The unit was made as part of the construction of the Central-Wanchai bypass under contract HY/2010/06 awarded by Civil Engineering and Development Department in January 2011 for a contract sum of HK$705 million.
After much delay caused by the weather, the precast unit set off with a flotilla of tugboats from Guishan Island, which is in mainland waters and located southwest of Lantau Island, to arrive in Hong Kong in the early hours of 15 July 2013 at Tseung Kwan O.
Later in the morning during lunchtime the unit was towed delicately to its final location on the western side of the Hong Kong Convention and Exhibition Centre at Wan Chai.
Heavy, intermittent rains greeted its arrival in Victoria Harbour.

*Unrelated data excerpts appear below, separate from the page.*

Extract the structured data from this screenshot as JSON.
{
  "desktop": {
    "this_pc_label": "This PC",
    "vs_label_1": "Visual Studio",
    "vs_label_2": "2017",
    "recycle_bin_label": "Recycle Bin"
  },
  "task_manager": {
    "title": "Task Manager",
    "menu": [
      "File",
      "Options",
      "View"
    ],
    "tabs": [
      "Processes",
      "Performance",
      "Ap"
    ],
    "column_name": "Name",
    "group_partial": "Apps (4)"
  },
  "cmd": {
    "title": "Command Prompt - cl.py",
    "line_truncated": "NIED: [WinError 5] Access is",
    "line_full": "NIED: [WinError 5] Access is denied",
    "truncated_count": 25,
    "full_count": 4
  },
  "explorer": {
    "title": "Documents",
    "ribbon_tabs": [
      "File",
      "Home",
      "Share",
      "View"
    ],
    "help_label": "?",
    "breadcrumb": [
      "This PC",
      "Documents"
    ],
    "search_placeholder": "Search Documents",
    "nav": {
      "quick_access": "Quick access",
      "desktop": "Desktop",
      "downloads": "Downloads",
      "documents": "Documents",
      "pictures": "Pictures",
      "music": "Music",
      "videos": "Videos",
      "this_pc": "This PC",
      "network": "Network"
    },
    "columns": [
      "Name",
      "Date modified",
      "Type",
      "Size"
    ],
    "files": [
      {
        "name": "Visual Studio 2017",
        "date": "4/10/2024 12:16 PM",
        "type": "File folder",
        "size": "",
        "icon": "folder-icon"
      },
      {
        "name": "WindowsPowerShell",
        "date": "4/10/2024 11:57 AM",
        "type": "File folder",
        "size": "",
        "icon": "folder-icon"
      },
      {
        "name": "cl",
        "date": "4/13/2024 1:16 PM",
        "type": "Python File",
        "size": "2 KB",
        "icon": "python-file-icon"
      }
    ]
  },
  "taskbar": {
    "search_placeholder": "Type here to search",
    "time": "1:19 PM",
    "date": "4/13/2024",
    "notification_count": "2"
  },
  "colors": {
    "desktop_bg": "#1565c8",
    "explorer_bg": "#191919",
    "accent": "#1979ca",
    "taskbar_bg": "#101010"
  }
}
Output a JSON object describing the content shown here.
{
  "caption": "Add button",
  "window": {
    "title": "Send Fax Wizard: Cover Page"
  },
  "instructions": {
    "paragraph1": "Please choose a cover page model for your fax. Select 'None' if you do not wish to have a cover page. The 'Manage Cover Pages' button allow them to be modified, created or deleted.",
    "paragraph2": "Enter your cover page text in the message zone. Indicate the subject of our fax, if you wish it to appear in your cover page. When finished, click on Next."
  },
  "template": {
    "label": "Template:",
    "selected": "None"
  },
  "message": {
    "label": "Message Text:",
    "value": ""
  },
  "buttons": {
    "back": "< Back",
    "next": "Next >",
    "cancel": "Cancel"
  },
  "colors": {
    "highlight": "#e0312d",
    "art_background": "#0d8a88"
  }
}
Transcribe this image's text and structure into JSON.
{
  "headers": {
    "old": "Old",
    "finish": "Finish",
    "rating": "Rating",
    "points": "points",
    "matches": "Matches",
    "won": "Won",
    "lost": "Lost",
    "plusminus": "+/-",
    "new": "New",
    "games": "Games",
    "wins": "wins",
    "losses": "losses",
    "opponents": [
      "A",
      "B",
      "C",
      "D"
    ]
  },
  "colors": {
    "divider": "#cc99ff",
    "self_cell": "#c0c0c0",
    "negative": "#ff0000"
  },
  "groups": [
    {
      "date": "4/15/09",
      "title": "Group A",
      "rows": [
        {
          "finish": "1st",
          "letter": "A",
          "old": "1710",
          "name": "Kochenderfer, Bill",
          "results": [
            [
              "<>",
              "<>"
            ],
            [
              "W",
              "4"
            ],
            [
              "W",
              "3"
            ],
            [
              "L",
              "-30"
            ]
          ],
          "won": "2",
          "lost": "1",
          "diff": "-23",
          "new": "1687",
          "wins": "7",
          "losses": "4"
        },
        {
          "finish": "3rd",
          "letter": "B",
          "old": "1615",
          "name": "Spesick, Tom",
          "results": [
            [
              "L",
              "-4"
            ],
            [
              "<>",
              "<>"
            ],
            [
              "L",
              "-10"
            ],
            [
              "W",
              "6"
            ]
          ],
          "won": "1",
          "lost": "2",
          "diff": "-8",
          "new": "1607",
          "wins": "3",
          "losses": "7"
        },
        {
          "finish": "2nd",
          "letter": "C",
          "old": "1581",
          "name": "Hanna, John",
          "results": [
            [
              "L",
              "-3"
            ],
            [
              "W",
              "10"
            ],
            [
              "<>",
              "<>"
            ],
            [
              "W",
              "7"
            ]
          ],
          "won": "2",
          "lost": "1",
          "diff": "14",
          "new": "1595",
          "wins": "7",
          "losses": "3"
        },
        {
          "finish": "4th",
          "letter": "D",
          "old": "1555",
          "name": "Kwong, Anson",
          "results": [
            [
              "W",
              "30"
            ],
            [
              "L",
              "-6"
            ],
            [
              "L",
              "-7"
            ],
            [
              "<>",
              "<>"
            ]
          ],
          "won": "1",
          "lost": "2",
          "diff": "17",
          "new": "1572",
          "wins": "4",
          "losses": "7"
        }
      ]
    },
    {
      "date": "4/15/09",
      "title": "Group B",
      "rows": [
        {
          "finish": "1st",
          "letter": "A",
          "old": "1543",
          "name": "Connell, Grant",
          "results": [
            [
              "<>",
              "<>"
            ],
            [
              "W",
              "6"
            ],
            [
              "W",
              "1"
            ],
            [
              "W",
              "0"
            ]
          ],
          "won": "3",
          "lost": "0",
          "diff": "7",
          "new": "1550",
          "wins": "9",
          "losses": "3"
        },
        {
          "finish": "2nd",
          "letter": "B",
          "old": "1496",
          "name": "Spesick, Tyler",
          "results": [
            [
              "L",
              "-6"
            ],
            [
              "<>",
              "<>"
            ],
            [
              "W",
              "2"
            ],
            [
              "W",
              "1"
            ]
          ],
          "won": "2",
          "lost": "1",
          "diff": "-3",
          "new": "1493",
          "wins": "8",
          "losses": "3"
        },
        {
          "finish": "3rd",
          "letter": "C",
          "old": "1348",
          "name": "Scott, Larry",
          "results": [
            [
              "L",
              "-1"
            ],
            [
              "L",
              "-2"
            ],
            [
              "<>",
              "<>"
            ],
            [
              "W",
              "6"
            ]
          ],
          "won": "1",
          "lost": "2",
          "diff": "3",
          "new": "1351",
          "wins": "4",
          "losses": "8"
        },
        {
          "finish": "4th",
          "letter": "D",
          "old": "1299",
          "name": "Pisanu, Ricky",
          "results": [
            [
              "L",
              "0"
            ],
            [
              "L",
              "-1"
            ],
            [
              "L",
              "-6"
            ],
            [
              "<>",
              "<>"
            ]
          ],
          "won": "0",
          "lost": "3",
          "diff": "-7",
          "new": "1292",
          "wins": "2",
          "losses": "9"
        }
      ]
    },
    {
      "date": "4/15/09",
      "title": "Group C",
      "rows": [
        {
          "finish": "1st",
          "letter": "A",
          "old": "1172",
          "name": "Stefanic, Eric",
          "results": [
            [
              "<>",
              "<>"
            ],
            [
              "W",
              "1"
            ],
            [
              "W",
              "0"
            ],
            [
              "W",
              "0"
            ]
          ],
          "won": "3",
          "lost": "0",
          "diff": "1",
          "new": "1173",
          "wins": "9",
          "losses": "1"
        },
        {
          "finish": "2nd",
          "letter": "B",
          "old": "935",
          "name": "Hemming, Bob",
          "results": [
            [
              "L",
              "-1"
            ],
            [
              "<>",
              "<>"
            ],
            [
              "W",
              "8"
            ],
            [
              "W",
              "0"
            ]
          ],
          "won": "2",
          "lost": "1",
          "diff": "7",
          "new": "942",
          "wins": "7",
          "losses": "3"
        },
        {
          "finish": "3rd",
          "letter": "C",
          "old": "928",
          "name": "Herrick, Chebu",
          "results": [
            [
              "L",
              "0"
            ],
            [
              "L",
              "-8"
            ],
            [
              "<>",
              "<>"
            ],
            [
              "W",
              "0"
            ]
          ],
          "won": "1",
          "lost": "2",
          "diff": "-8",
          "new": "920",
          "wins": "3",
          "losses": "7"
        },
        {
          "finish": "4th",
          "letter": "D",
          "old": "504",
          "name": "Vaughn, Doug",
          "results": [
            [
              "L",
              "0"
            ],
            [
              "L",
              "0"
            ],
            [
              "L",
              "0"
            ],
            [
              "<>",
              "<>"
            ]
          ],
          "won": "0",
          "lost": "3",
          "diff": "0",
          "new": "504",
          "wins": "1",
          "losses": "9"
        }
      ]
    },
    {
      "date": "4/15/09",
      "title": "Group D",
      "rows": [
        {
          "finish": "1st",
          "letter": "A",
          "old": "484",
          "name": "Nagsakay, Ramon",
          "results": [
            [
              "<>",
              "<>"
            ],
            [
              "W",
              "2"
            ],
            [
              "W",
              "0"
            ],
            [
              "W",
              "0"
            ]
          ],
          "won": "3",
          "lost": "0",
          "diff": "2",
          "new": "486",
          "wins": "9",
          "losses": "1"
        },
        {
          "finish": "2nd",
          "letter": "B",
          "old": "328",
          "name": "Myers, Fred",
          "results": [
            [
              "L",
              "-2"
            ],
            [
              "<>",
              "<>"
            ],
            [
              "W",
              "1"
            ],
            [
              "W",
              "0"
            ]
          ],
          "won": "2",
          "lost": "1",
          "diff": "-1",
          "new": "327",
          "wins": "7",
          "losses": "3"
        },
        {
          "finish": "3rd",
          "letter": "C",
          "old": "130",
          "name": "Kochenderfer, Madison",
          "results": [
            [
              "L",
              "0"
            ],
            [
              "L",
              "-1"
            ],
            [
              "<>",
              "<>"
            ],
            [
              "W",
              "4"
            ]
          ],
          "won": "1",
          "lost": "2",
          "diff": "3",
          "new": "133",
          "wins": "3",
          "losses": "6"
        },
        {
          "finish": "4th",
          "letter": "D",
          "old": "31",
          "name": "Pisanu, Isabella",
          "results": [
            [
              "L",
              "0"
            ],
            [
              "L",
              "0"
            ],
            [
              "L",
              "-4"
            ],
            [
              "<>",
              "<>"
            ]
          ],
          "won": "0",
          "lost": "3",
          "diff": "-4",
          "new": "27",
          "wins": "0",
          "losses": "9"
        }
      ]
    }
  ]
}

According to CEDD, the precast unit is “the size of a football pitch” measuring 120 metres long by 50 metres wide by 12 metres high and weighs 45,000 tonnes.
As an indication of its size, the volume of the unit is equivalent to the volume of water of nearly 21 Olympic standard swimming pools.
The unit was designed to float for its delivery by sea to Hong Kong.
If anyone was thinking the unit would make a grant entrance into Victoria Harbour he would be disappointed as it arrived in a manner more like a submarine rather than an aircraft carrier.
Derek Zen Wei-peu, chairman and executive director of Leader’s parent company Build King Holdings, said the delivery was made particularly difficult as many different factors, such as the weather, sea conditions, tides and availability of heavy cranes, all had to come together at the same time before the journey could be made.
In its final position, the unit sits on 51 piles and surprisingly, is not fully submerged.
“This is the design, a part is above water. This is why floating is so difficult as the centre of gravity is extremely difficult to calculate,” Zen said.